Anger over trans woman on all-female SNP shortlist The Times 22.10.20
The original article is here.
The SNP civil war over its gender recognition proposals has intensified after a trans woman was selected for an all-female shortlist.
Mridul Wadhwa, a trans rights activist who has no gender recognition certificate, appeared at a Stirling hustings, prompting allegations that SNP headquarters was ruling “by diktat” and had broken the Sex Discrimination (Election Candidates) Act, 2002, designed to promote all-women shortlists.
One SNP member said: “The whole idea of this law is to help support women and get more women into position to participate in political life.
“The suffragettes would be spinning in their graves. We’ve seen the abuse women politicians are getting at Westminster, but they’ve kept on going despite that. To then have a biological man rock up and say, ‘I’m a woman and I’m going to represent you’, well, the answer is, ‘No. You can’t possibly’.”
She added: “This issue is tearing the party apart.”
The SNP government already faces a legal challenge amid growing anger that a man who identifies as a member of the opposite sex will be legally recognised as a woman under the Gender Representation on Public Boards (Scotland) Act 2018.
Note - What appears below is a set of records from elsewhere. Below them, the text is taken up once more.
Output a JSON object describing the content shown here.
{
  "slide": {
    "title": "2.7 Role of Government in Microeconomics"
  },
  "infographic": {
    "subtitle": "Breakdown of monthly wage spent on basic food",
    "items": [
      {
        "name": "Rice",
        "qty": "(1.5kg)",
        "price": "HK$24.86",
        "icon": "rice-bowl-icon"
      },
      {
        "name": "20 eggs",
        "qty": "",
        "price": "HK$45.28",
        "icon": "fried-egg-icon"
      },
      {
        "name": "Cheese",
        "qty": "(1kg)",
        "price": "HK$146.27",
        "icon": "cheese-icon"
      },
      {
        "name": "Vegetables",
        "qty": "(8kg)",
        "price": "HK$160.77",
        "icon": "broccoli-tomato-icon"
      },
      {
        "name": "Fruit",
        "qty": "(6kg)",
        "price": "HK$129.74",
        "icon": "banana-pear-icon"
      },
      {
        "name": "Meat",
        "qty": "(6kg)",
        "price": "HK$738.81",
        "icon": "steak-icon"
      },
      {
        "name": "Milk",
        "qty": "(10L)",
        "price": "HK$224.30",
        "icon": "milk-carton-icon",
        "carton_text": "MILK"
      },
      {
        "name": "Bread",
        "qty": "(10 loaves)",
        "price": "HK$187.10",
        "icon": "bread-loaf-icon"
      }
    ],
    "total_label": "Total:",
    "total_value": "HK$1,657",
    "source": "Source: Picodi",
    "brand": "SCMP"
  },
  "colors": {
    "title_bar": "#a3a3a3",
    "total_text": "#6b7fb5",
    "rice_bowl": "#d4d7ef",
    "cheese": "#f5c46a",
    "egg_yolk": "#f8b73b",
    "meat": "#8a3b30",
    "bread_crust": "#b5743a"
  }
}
For Women Scotland, the campaign group granted a judicial review of the 2018 legislation, said the Stirling case showed the SNP was “playing fast and loose with women’s rights and the very definition of what it is to be a woman”.
In Stirling party members are angered by an SNP establishment which “allows no public discourse”. One member said: “You can’t see your councillors, MPs and MSPs because of the pandemic, and people are using social media without enabling replies, or they block you. It’s not only that it’s centralisation, there is no discussion, just diktats coming from HQ.”
These SNP stalwarts say the extraordinary rush of recruits in the wake of the 2014 referendum has changed the party establishment.
“There is a whole load of young careerists, who have jumped on board. Sometimes ministers aren’t even aware what’s going on,” said one member.
Another said Stirling central branch was dominated by trans activists who wanted to “turn the dial” and move gender recognition legislation forward.
Ms Wadhwa moved from India to Scotland in about 2002.
In a filmed interview with Pink News, she said her passport identifies her as female, but her Indian birth certificate registers her as male.
Members complained that when they wrote to party HQ complaining about the appearance of Ms Wadhwa on the shortlist they had received no reply.
The SNP and Ms Wadhwa declined to comment.